For stunning jelly desserts, patience is essential. That’s something Thu Buser, a Brooklyn-based chef and culinary artist, learned at an early age as she watched her mother spend hours on batches of rau câu, a Vietnamese dessert made with delicate, colorful layers of jelly.
Now Buser crafts her own highly stylized jellied desserts, multicolored riffs on the rau câu she grew up eating. She injects fruit juices into perfectly clear jelly to create blooms of color and flavor: a kaleidoscope of electric green coconut-pandan, a sunset of yellow yuzu-lychee, a riot of fuchsia coconut-ube. “I can make any flavor pretty,” Buser says.
Her syringe is her paintbrush, striking the cooling agar-based gelatin with delicate sweeps and precise staccato jabs. All of this is done effectively blind, since the injections are made from the bottom of the mold.

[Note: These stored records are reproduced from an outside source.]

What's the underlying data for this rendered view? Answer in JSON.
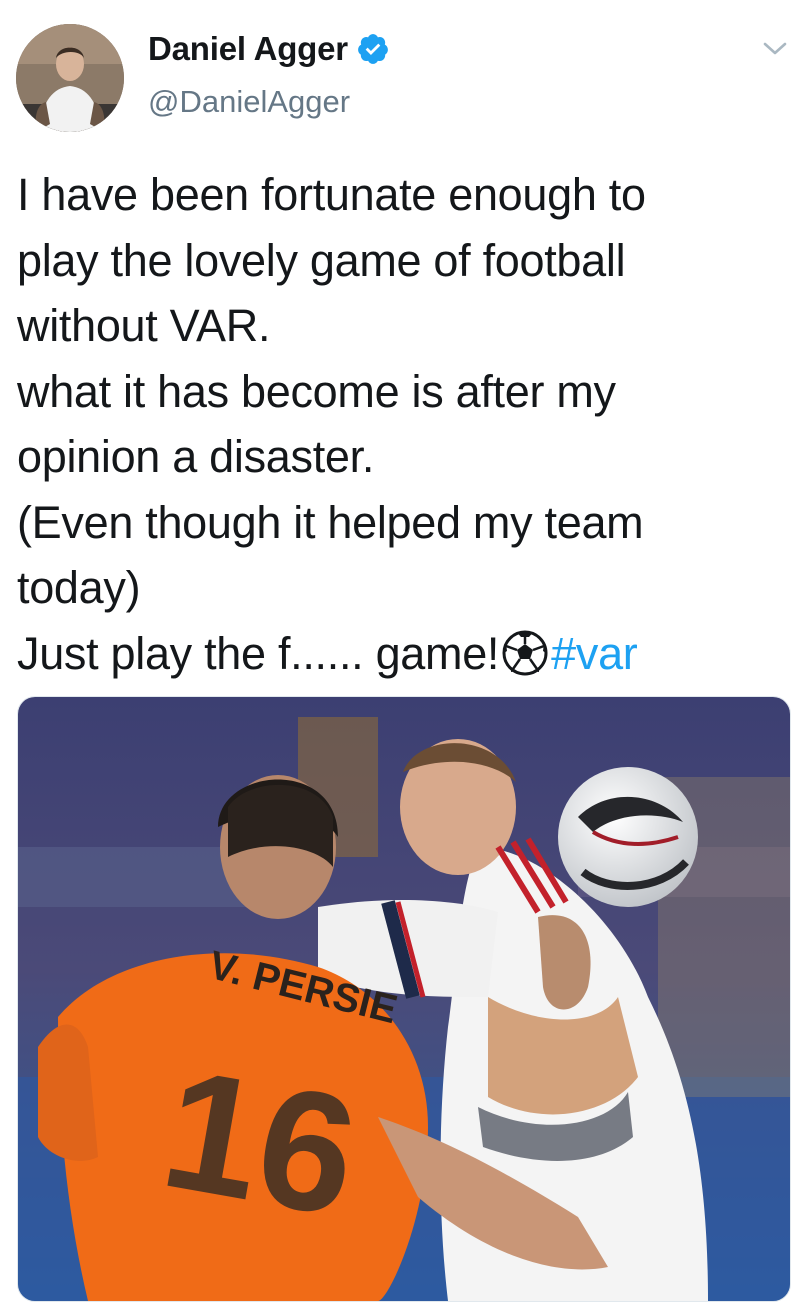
{
  "header": {
    "display_name": "Daniel Agger",
    "handle": "@DanielAgger",
    "verified": true,
    "avatar_icon": "profile-photo",
    "menu_icon": "chevron-down-icon"
  },
  "tweet": {
    "lines": [
      "I have been fortunate enough to",
      "play the lovely game of football",
      "without VAR.",
      "what it has become is after my",
      "opinion a disaster.",
      "(Even though it helped my team",
      "today)"
    ],
    "last_line_text": "Just play the f...... game!",
    "emoji": "soccer-ball-icon",
    "hashtag": "#var"
  },
  "media": {
    "jersey_name": "V. PERSIE",
    "jersey_number": "16"
  },
  "colors": {
    "accent": "#1da1f2",
    "text": "#14171a",
    "secondary": "#657786",
    "jersey_orange": "#f06b17"
  }
}
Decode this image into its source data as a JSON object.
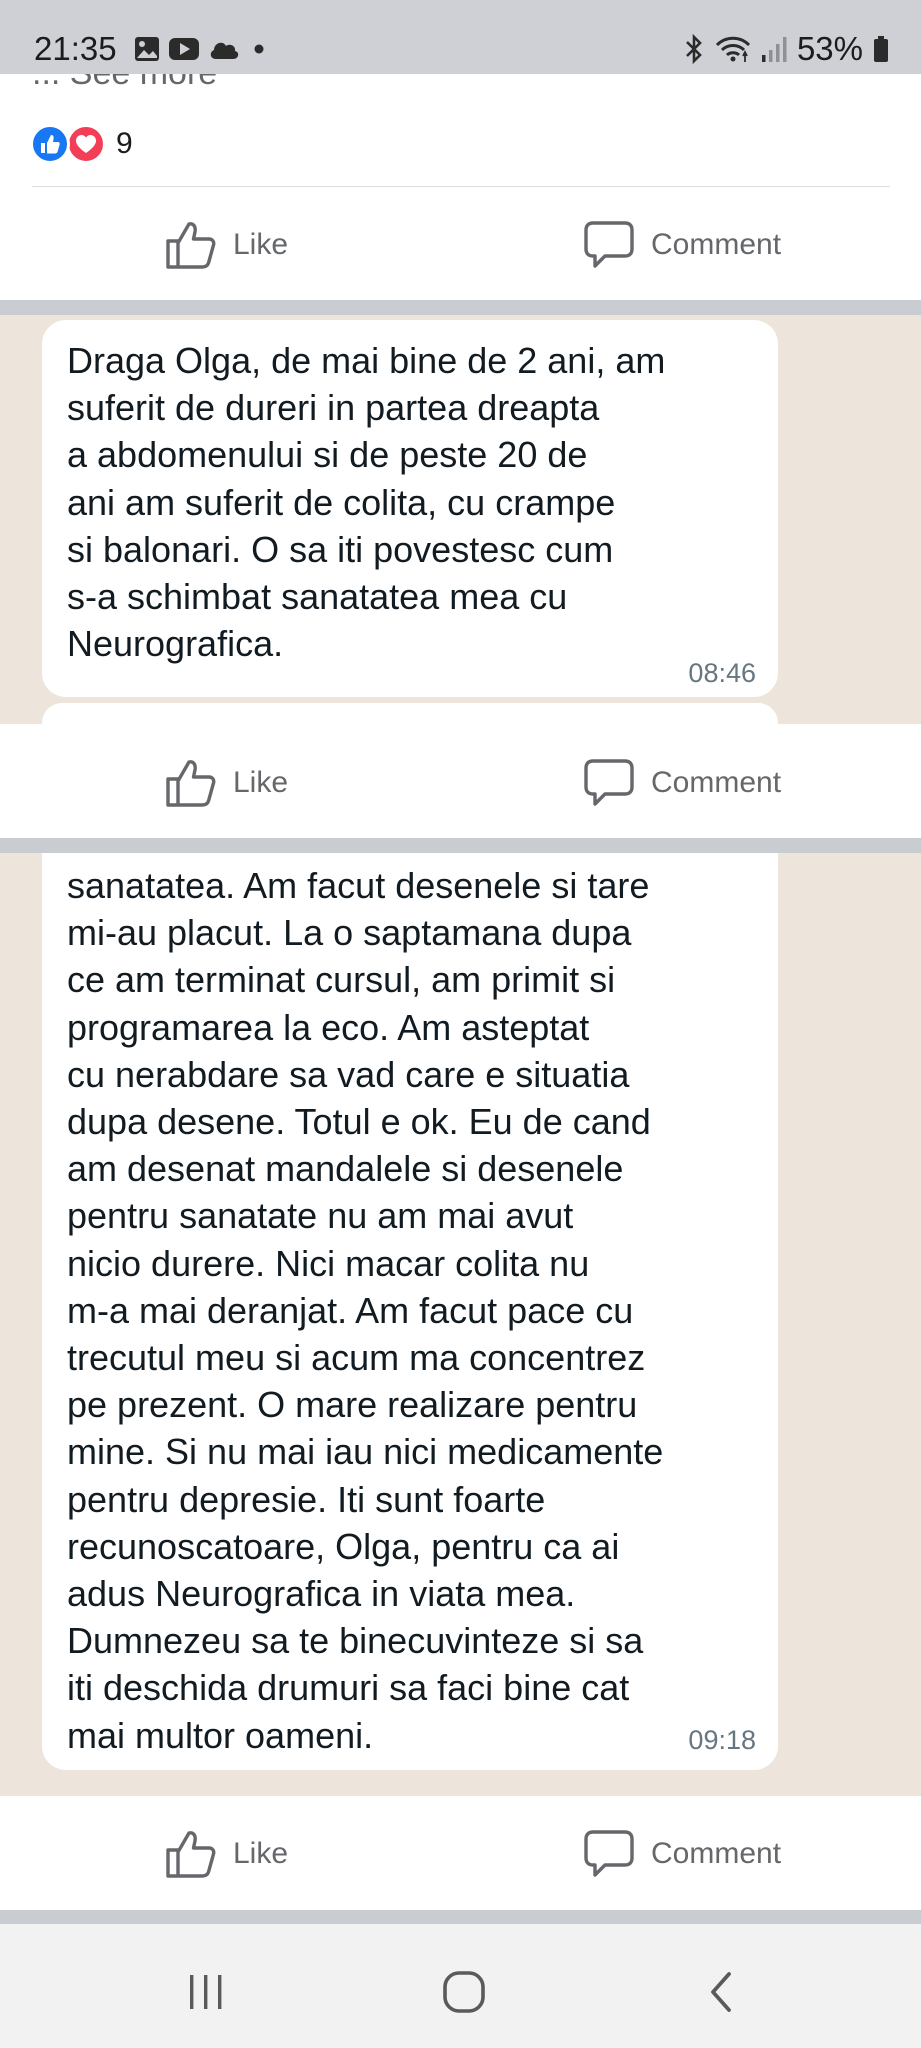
{
  "status_bar": {
    "time": "21:35",
    "battery": "53%",
    "icons_left": [
      "gallery-icon",
      "youtube-icon",
      "cloud-icon",
      "dot-icon"
    ],
    "icons_right": [
      "bluetooth-icon",
      "wifi-icon",
      "signal-icon",
      "battery-icon"
    ]
  },
  "post": {
    "see_more": "... See more",
    "reaction_count": "9",
    "reactions": [
      "like-reaction-icon",
      "love-reaction-icon"
    ],
    "like_label": "Like",
    "comment_label": "Comment"
  },
  "messages": [
    {
      "text": "Draga Olga, de mai bine de 2 ani, am\nsuferit de dureri in partea dreapta\na abdomenului si de peste 20 de\nani am suferit de colita, cu crampe\nsi balonari. O sa iti povestesc cum\ns-a schimbat sanatatea mea cu\nNeurografica.",
      "time": "08:46"
    },
    {
      "text": "sanatatea. Am facut desenele si tare\nmi-au placut. La o saptamana dupa\nce am terminat cursul, am primit si\nprogramarea la eco. Am asteptat\ncu nerabdare sa vad care e situatia\ndupa desene. Totul e ok. Eu de cand\nam desenat mandalele si desenele\npentru sanatate nu am mai avut\nnicio durere. Nici macar colita nu\nm-a mai deranjat. Am facut pace cu\ntrecutul meu si acum ma concentrez\npe prezent. O mare realizare pentru\nmine. Si nu mai iau nici medicamente\npentru depresie. Iti sunt foarte\nrecunoscatoare, Olga, pentru ca ai\nadus Neurografica in viata mea.\nDumnezeu sa te binecuvinteze si sa\niti deschida drumuri sa faci bine cat\nmai multor oameni.",
      "time": "09:18"
    }
  ],
  "nav": [
    "recents-button",
    "home-button",
    "back-button"
  ],
  "colors": {
    "status_bar": "#ced0d5",
    "separator": "#c9ccd1",
    "chat_background": "#ede4dc",
    "bubble": "#ffffff",
    "action_text": "#65676b",
    "like_blue": "#1877f2",
    "love_red": "#f33e58"
  }
}
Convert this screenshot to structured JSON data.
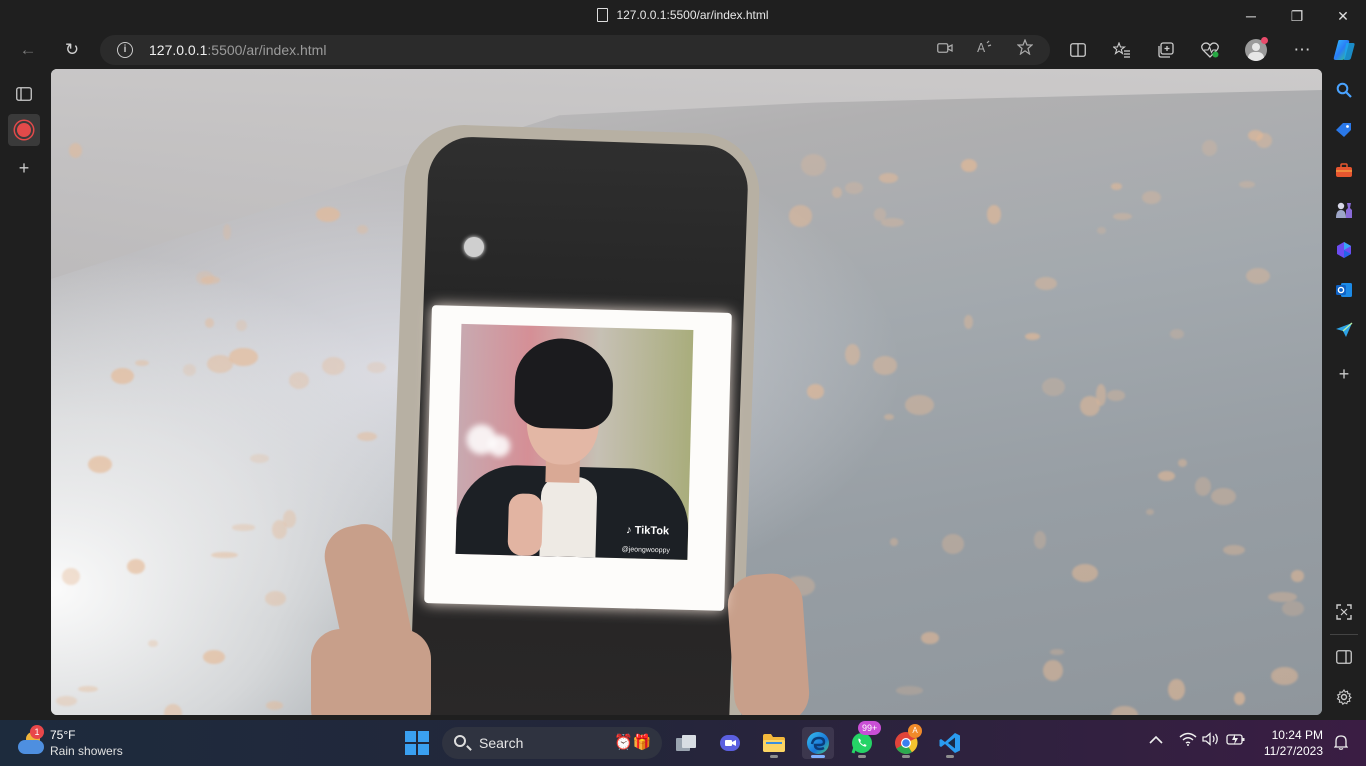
{
  "window": {
    "title": "127.0.0.1:5500/ar/index.html",
    "minimize": "─",
    "restore": "❐",
    "close": "✕"
  },
  "toolbar": {
    "back": "←",
    "refresh": "↻",
    "url_host": "127.0.0.1",
    "url_path": ":5500/ar/index.html",
    "info": "i",
    "more": "⋯"
  },
  "left_sidebar": {
    "tab_actions": "▭",
    "add": "+"
  },
  "right_sidebar": {
    "add": "+"
  },
  "content": {
    "overlay_brand": "TikTok",
    "overlay_handle": "@jeongwooppy"
  },
  "taskbar": {
    "weather": {
      "badge": "1",
      "temperature": "75°F",
      "condition": "Rain showers"
    },
    "search_label": "Search",
    "whatsapp_badge": "99+",
    "chrome_badge": "A",
    "time": "10:24 PM",
    "date": "11/27/2023"
  },
  "colors": {
    "record_red": "#e24a4a",
    "taskbar_start": "#1d2b3d",
    "taskbar_end": "#3a1d43",
    "windows_blue": "#3aa0f0"
  }
}
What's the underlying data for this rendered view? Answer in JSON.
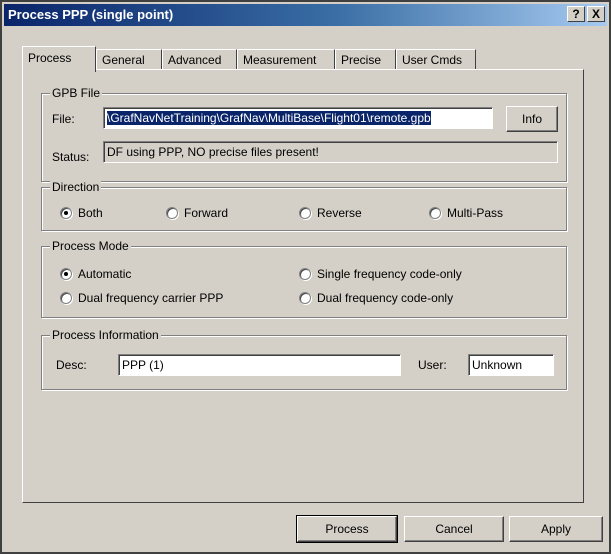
{
  "window": {
    "title": "Process PPP (single point)",
    "help_label": "?",
    "close_label": "X"
  },
  "tabs": [
    {
      "label": "Process",
      "active": true
    },
    {
      "label": "General"
    },
    {
      "label": "Advanced"
    },
    {
      "label": "Measurement"
    },
    {
      "label": "Precise"
    },
    {
      "label": "User Cmds"
    }
  ],
  "gpb": {
    "legend": "GPB File",
    "file_label": "File:",
    "file_value": "\\GrafNavNetTraining\\GrafNav\\MultiBase\\Flight01\\remote.gpb",
    "info_button": "Info",
    "status_label": "Status:",
    "status_value": "DF using PPP, NO precise files present!"
  },
  "direction": {
    "legend": "Direction",
    "options": [
      {
        "label": "Both",
        "selected": true
      },
      {
        "label": "Forward",
        "selected": false
      },
      {
        "label": "Reverse",
        "selected": false
      },
      {
        "label": "Multi-Pass",
        "selected": false
      }
    ]
  },
  "mode": {
    "legend": "Process Mode",
    "options": [
      {
        "label": "Automatic",
        "selected": true
      },
      {
        "label": "Single frequency code-only",
        "selected": false
      },
      {
        "label": "Dual frequency carrier PPP",
        "selected": false
      },
      {
        "label": "Dual frequency code-only",
        "selected": false
      }
    ]
  },
  "info": {
    "legend": "Process Information",
    "desc_label": "Desc:",
    "desc_value": "PPP (1)",
    "user_label": "User:",
    "user_value": "Unknown"
  },
  "buttons": {
    "process": "Process",
    "cancel": "Cancel",
    "apply": "Apply"
  }
}
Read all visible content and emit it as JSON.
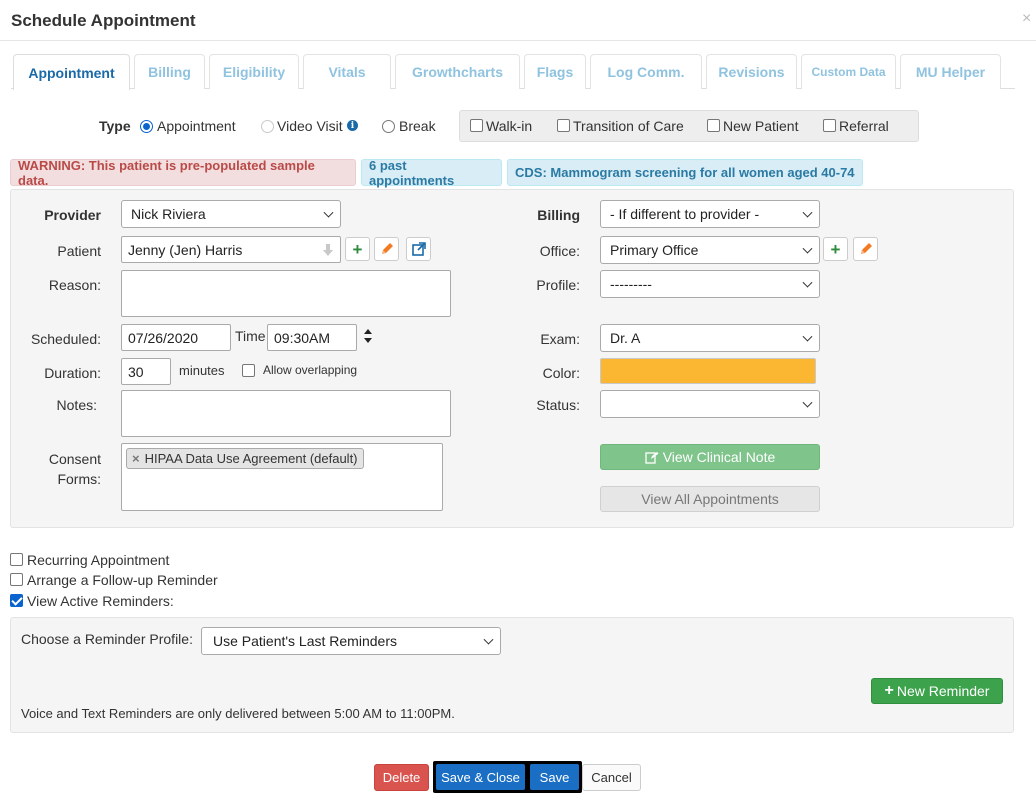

The resulting florals within are transportive, a dome-shaped portal into worlds both alien and familiar. She trades the delicate pinks of an orchid for vivid neon, eschewing once dainty petals for expressively ruffled and undulating variations. Their uncanny beauty lies in their bold maximalism.
The final arrangement is a mystery revealed only after it’s coaxed out of its mold. “You surprise yourself every single time.”